Конкурентные ингибиторы HMG-CoA редуктазы, такие как ловастатин, аторвастатин, флувастатин, правастатин, симвастатин, розувастатин и питавастатин, подавляют синтез мевалоната, молекулы-предшественника холестерина. Этот класс лекарств особенно эффективен для снижения повышенного холестерина ЛПНП. Основные побочные эффекты включают повышение уровня трансаминаз и миопатию.
Производные фибриновой кислоты, такие как гемфиброзил и фенофибрат, действуют за счет увеличения липолиза в жировой ткани за счет активации рецептора-α, активируемого пролифератором пероксисом. У некоторых людей они снижают уровень ЛПОНП - липопротеинов очень низкой плотности - и ЛПНП. Основные побочные эффекты включают сыпь, расстройство желудочно-кишечного тракта, миопатию или повышение уровня трансаминаз.
Ниацин, или витамин B 3, имеет механизм действия, который плохо изучен, однако было показано, что он снижает холестерин ЛПНП и триглицериды, а также увеличивает холестерин ЛПВП. Наиболее частым побочным эффектом является гиперемия, вызванная расширением сосудов кожи. Этот эффект опосредуется простагландинами и может быть уменьшен одновременным приемом аспирина.

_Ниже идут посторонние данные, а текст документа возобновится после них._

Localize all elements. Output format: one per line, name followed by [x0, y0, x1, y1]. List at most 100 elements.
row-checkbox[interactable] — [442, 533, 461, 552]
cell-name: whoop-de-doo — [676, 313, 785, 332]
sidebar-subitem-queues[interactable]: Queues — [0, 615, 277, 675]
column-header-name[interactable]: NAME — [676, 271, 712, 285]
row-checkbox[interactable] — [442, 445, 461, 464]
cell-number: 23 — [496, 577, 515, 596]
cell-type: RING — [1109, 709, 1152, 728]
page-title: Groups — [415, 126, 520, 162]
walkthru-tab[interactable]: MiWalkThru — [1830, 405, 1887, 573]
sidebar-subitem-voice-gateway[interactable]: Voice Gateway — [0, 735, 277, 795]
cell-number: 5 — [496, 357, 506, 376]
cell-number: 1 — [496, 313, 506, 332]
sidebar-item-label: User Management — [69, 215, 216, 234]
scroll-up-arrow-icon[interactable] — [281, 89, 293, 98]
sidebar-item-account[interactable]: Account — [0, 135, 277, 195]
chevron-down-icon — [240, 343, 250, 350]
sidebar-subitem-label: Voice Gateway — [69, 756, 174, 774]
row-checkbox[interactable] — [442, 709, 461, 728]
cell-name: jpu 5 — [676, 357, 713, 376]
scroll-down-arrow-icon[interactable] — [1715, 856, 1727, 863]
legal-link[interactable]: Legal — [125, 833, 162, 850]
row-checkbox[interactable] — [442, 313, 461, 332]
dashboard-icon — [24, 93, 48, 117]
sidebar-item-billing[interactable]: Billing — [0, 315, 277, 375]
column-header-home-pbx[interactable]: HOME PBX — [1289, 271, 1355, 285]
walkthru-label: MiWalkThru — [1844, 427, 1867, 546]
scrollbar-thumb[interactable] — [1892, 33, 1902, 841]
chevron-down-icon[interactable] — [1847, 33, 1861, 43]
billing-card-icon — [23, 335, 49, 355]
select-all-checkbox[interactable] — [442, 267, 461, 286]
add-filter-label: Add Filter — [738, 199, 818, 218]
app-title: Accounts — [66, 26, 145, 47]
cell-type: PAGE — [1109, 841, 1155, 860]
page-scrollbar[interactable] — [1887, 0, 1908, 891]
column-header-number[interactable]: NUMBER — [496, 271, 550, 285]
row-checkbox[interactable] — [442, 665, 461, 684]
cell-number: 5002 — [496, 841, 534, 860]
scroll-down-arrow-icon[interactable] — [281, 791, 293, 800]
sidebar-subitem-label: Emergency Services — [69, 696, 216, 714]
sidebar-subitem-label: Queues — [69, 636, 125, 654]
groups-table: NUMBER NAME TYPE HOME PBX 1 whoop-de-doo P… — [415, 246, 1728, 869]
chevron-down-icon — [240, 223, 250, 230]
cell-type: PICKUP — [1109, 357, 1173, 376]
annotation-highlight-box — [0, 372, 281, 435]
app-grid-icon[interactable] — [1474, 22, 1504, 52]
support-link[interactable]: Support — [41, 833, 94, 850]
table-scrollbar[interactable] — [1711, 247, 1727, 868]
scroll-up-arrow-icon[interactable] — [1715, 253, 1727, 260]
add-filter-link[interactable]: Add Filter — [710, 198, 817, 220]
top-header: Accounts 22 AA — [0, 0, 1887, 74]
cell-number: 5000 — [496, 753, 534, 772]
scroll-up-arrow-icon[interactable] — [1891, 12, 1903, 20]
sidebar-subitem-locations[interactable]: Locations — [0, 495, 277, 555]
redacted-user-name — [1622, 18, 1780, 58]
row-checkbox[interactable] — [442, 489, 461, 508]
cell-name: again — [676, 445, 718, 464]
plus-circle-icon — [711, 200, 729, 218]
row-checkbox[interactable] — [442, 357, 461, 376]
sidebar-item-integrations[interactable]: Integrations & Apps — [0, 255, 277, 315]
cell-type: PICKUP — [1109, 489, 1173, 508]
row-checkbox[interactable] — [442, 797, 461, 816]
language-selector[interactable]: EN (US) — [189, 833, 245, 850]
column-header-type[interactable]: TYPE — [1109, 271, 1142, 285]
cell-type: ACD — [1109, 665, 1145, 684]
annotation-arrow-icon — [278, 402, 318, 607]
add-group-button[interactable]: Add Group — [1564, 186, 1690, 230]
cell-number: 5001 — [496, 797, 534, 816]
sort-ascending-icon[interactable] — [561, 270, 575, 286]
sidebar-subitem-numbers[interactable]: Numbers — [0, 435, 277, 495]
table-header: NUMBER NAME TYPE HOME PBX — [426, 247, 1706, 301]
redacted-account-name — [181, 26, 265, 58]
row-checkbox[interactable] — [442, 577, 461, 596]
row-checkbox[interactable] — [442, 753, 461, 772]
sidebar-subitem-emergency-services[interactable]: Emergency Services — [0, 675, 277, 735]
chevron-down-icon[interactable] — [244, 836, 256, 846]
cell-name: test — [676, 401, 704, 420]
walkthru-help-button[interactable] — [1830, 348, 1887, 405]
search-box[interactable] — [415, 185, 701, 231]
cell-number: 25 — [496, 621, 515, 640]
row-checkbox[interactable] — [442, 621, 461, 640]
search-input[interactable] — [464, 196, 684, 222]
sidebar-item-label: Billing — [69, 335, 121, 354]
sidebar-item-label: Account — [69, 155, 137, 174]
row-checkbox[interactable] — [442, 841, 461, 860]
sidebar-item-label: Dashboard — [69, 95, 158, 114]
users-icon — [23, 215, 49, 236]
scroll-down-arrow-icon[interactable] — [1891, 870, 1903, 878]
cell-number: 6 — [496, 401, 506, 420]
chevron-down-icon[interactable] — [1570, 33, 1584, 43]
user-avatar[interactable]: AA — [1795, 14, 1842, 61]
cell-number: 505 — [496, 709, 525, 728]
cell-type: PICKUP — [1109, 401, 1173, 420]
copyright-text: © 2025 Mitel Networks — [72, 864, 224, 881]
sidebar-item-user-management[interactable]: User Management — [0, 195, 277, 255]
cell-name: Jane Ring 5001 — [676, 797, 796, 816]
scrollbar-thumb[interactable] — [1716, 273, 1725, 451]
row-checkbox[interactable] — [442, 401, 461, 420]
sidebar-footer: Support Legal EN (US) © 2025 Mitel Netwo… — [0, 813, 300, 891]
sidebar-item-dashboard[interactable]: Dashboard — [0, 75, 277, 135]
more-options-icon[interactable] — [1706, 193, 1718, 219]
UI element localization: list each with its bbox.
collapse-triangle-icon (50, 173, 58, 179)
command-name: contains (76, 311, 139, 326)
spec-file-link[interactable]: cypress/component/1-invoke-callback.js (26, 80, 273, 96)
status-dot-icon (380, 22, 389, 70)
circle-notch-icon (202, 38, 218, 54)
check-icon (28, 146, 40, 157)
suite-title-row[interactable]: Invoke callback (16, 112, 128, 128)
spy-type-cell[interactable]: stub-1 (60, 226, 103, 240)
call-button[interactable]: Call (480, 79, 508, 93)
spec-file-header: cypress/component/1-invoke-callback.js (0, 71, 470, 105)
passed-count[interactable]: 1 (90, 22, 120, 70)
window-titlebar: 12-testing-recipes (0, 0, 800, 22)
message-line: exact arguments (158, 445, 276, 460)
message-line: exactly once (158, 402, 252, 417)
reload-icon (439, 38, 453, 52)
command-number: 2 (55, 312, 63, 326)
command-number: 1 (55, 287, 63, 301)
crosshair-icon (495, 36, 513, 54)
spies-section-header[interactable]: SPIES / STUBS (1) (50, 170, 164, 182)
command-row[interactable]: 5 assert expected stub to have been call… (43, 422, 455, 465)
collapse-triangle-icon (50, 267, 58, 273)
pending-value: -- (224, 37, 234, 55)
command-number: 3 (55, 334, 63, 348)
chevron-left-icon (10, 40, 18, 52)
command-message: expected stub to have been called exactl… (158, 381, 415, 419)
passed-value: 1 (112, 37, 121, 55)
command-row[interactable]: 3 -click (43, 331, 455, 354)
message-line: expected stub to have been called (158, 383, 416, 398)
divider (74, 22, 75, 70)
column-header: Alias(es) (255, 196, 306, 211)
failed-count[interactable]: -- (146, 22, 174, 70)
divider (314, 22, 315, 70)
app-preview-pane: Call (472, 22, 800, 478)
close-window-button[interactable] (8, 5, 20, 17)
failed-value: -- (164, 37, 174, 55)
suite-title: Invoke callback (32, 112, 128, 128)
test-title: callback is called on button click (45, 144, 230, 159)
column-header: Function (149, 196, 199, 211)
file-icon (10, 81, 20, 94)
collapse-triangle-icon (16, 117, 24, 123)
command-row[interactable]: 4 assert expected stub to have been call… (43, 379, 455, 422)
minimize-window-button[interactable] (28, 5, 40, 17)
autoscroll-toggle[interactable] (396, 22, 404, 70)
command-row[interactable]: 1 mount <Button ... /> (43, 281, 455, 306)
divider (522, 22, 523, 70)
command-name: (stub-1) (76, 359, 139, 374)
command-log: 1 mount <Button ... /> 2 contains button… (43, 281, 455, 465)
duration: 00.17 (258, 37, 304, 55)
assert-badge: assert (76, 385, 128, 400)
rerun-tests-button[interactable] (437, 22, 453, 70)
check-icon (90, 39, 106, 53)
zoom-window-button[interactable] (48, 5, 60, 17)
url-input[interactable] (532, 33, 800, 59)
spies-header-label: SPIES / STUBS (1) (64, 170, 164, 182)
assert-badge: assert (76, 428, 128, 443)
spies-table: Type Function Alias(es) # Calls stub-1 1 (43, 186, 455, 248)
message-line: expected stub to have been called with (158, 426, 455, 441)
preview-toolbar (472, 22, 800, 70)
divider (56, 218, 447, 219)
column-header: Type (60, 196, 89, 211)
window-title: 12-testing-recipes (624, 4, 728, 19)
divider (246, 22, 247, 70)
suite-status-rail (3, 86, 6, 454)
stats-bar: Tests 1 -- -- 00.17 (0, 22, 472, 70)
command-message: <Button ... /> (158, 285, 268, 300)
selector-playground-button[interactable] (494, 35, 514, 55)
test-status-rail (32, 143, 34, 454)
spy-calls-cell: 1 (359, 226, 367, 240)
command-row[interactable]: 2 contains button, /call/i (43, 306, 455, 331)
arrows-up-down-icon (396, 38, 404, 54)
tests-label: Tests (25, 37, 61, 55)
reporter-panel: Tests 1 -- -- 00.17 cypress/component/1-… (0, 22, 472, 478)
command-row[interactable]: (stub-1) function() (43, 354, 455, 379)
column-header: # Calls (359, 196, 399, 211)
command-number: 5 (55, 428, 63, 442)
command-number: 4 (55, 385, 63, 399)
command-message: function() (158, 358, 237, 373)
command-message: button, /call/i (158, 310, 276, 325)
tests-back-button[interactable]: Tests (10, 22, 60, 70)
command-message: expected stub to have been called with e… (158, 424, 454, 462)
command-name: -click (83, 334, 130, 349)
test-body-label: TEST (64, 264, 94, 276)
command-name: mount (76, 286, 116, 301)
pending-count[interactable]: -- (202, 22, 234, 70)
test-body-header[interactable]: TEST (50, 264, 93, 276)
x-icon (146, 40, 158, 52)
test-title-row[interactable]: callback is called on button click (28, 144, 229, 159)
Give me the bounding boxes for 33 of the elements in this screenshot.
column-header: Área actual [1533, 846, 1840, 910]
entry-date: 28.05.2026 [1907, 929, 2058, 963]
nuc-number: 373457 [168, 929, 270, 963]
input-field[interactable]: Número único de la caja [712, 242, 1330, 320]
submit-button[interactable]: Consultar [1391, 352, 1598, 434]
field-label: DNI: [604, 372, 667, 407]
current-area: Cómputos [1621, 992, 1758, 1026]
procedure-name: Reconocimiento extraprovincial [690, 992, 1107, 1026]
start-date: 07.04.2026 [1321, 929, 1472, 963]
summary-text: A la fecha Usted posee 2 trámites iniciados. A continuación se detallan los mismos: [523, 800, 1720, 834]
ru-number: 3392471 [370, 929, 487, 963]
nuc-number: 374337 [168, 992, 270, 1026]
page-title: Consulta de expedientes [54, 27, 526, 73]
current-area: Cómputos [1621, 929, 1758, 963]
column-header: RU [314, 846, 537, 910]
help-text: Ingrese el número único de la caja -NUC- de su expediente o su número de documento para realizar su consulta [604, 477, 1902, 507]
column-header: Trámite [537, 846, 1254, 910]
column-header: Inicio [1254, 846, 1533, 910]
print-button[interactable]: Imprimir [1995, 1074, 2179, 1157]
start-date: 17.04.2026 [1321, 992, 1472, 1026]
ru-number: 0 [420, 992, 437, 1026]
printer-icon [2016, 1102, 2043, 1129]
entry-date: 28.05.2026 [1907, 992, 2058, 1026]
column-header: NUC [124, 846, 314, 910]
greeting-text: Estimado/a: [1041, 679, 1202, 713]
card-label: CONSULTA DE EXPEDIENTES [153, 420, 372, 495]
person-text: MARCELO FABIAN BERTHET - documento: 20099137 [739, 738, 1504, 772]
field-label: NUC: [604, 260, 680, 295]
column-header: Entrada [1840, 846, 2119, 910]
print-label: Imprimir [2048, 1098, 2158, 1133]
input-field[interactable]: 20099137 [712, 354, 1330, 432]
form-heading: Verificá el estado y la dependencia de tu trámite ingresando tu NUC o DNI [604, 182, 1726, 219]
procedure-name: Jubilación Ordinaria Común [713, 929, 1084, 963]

Желчные кислоты, связывающие смолы, такие как колестипол, холестирамин, и колесевелам, функции путем связывания желчных кислот, увеличивая их экскрецию. Они полезны для снижения холестерина ЛПНП. Наиболее частые побочные эффекты включают вздутие живота и диарею.
Ингибиторы кишечной абсорбции стеролов, такие как эзетимиб, действуют, уменьшая абсорбцию холестерина в желудочно-кишечном тракте, воздействуя на NPC1L1, транспортный белок в стенке желудочно-кишечного тракта. Это приводит к снижению холестерина ЛПНП.
Отказ от курения, снижение потребления насыщенных жиров и алкоголя, потеря лишнего веса и диета с низким содержанием соли, в которой особое внимание уделяется фруктам, овощам и цельнозерновым продуктам, могут помочь снизить уровень холестерина в крови.